Historically, "religious wars" have just been the means to increase cooperation across political boundaries in order to fight larger wars.
The Famous Crusades where just a counterattack against the massive conquest of Christians lands the Islam's had carried out over the prior 400 years (itself land grabs more than Jihads.) Muslims and Christians spent most of their time fighting each other but by evoking religion, The Popes and the Mediterranean kingdoms, hoped to push the Muslims back or distract. They choose the holy land not only for its symbolic significance but because it was accessible by sea and not very mountainous.
Ventians provided the transport even though they made most of their money trading with the levant.
The Muslims at the time where busy fighting each other and pretty much ignored the invasion for two centuries as the Holy Land was not otherwise significant territory.
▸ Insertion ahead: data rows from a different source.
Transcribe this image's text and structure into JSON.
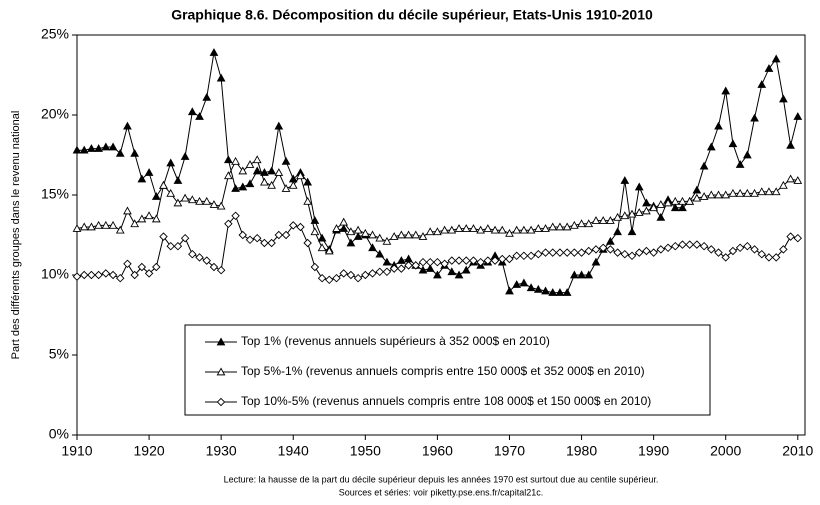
{
  "chart_data": {
    "type": "line",
    "title": "Graphique 8.6. Décomposition du décile supérieur, Etats-Unis 1910-2010",
    "ylabel": "Part des différents groupes dans le revenu national",
    "notes": [
      "Lecture: la hausse de la part du décile supérieur depuis les années 1970 est surtout due au centile supérieur.",
      "Sources et séries: voir piketty.pse.ens.fr/capital21c."
    ],
    "x": [
      1910,
      1911,
      1912,
      1913,
      1914,
      1915,
      1916,
      1917,
      1918,
      1919,
      1920,
      1921,
      1922,
      1923,
      1924,
      1925,
      1926,
      1927,
      1928,
      1929,
      1930,
      1931,
      1932,
      1933,
      1934,
      1935,
      1936,
      1937,
      1938,
      1939,
      1940,
      1941,
      1942,
      1943,
      1944,
      1945,
      1946,
      1947,
      1948,
      1949,
      1950,
      1951,
      1952,
      1953,
      1954,
      1955,
      1956,
      1957,
      1958,
      1959,
      1960,
      1961,
      1962,
      1963,
      1964,
      1965,
      1966,
      1967,
      1968,
      1969,
      1970,
      1971,
      1972,
      1973,
      1974,
      1975,
      1976,
      1977,
      1978,
      1979,
      1980,
      1981,
      1982,
      1983,
      1984,
      1985,
      1986,
      1987,
      1988,
      1989,
      1990,
      1991,
      1992,
      1993,
      1994,
      1995,
      1996,
      1997,
      1998,
      1999,
      2000,
      2001,
      2002,
      2003,
      2004,
      2005,
      2006,
      2007,
      2008,
      2009,
      2010
    ],
    "series": [
      {
        "name": "Top 1% (revenus annuels supérieurs à 352 000$ en 2010)",
        "color": "#000000",
        "marker": "filled-triangle",
        "values": [
          17.8,
          17.8,
          17.9,
          17.9,
          18.0,
          18.0,
          17.6,
          19.3,
          17.6,
          16.0,
          16.4,
          14.9,
          15.6,
          17.0,
          15.9,
          17.4,
          20.2,
          19.9,
          21.1,
          23.9,
          22.3,
          17.2,
          15.4,
          15.5,
          15.7,
          16.5,
          16.4,
          16.5,
          19.3,
          17.1,
          16.0,
          16.4,
          15.8,
          13.4,
          12.3,
          11.6,
          12.8,
          12.9,
          12.0,
          12.4,
          12.5,
          11.7,
          11.3,
          10.8,
          10.6,
          10.9,
          11.0,
          10.6,
          10.3,
          10.4,
          10.0,
          10.6,
          10.2,
          10.0,
          10.3,
          10.8,
          10.6,
          10.8,
          11.2,
          10.8,
          9.0,
          9.4,
          9.5,
          9.2,
          9.1,
          9.0,
          8.9,
          8.9,
          8.9,
          10.0,
          10.0,
          10.0,
          10.8,
          11.6,
          12.1,
          12.7,
          15.9,
          12.7,
          15.5,
          14.5,
          14.3,
          13.6,
          14.7,
          14.2,
          14.2,
          14.6,
          15.3,
          16.8,
          18.0,
          19.3,
          21.5,
          18.2,
          16.9,
          17.5,
          19.8,
          21.9,
          22.9,
          23.5,
          21.0,
          18.1,
          19.9
        ]
      },
      {
        "name": "Top 5%-1% (revenus annuels compris entre 150 000$ et 352 000$ en 2010)",
        "color": "#000000",
        "marker": "open-triangle",
        "values": [
          12.9,
          13.0,
          13.0,
          13.1,
          13.1,
          13.1,
          12.8,
          14.0,
          13.2,
          13.5,
          13.7,
          13.5,
          15.6,
          15.1,
          14.5,
          14.8,
          14.7,
          14.6,
          14.6,
          14.4,
          14.3,
          16.2,
          17.1,
          16.5,
          16.9,
          17.2,
          15.8,
          15.6,
          16.4,
          15.4,
          15.6,
          16.2,
          14.6,
          12.7,
          11.7,
          11.5,
          12.9,
          13.3,
          12.7,
          12.8,
          12.6,
          12.5,
          12.3,
          12.1,
          12.4,
          12.5,
          12.5,
          12.5,
          12.4,
          12.7,
          12.7,
          12.8,
          12.8,
          12.9,
          12.9,
          12.9,
          12.8,
          12.9,
          12.8,
          12.8,
          12.6,
          12.8,
          12.8,
          12.8,
          12.9,
          12.9,
          13.0,
          13.0,
          13.0,
          13.1,
          13.2,
          13.2,
          13.4,
          13.4,
          13.4,
          13.6,
          13.7,
          13.8,
          13.9,
          14.0,
          14.2,
          14.4,
          14.5,
          14.6,
          14.6,
          14.6,
          14.8,
          14.9,
          15.0,
          15.0,
          15.0,
          15.1,
          15.1,
          15.1,
          15.1,
          15.2,
          15.2,
          15.2,
          15.6,
          16.0,
          15.9
        ]
      },
      {
        "name": "Top 10%-5% (revenus annuels compris entre 108 000$ et 150 000$ en 2010)",
        "color": "#000000",
        "marker": "open-diamond",
        "values": [
          9.9,
          10.0,
          10.0,
          10.0,
          10.1,
          10.0,
          9.8,
          10.7,
          10.0,
          10.5,
          10.1,
          10.5,
          12.4,
          11.8,
          11.8,
          12.3,
          11.3,
          11.1,
          10.9,
          10.5,
          10.3,
          13.2,
          13.7,
          12.5,
          12.2,
          12.3,
          12.0,
          12.0,
          12.5,
          12.5,
          13.1,
          13.0,
          12.0,
          10.5,
          9.8,
          9.7,
          9.8,
          10.1,
          10.0,
          9.8,
          10.0,
          10.1,
          10.2,
          10.2,
          10.4,
          10.4,
          10.6,
          10.6,
          10.8,
          10.8,
          10.8,
          10.7,
          10.9,
          10.9,
          10.9,
          10.9,
          10.8,
          10.9,
          10.9,
          11.0,
          11.0,
          11.2,
          11.2,
          11.2,
          11.3,
          11.4,
          11.4,
          11.4,
          11.4,
          11.4,
          11.4,
          11.5,
          11.6,
          11.7,
          11.6,
          11.4,
          11.3,
          11.2,
          11.4,
          11.5,
          11.4,
          11.6,
          11.7,
          11.8,
          11.9,
          11.9,
          11.9,
          11.8,
          11.6,
          11.4,
          11.1,
          11.5,
          11.7,
          11.8,
          11.6,
          11.3,
          11.1,
          11.1,
          11.6,
          12.4,
          12.3
        ]
      }
    ],
    "xlim": [
      1910,
      2011
    ],
    "xticks": [
      1910,
      1920,
      1930,
      1940,
      1950,
      1960,
      1970,
      1980,
      1990,
      2000,
      2010
    ],
    "ylim": [
      0,
      25
    ],
    "yticks": [
      {
        "value": 0,
        "label": "0%"
      },
      {
        "value": 5,
        "label": "5%"
      },
      {
        "value": 10,
        "label": "10%"
      },
      {
        "value": 15,
        "label": "15%"
      },
      {
        "value": 20,
        "label": "20%"
      },
      {
        "value": 25,
        "label": "25%"
      }
    ],
    "grid": false,
    "legend": "bottom-center"
  }
}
When Saladin finally wiped out enough Muslim competitors to establish a broad kingdom, he just brushed the "Frankish Kingdoms" aside, even though they were nearly two centuries old at that time.
Historical evidence shows that the world's major religions suppress warfare internally strong textby making cooperation the ideal moral behavior. As religions become larger and larger, the rate of human on human violence drops.
The upshot is that is seems impossible for any group of humans for justifying war if the payoff seems high enough. We'll find a rationalization and cram it into whatever religion, ideology, philosophy or science we have on hand to justify our war.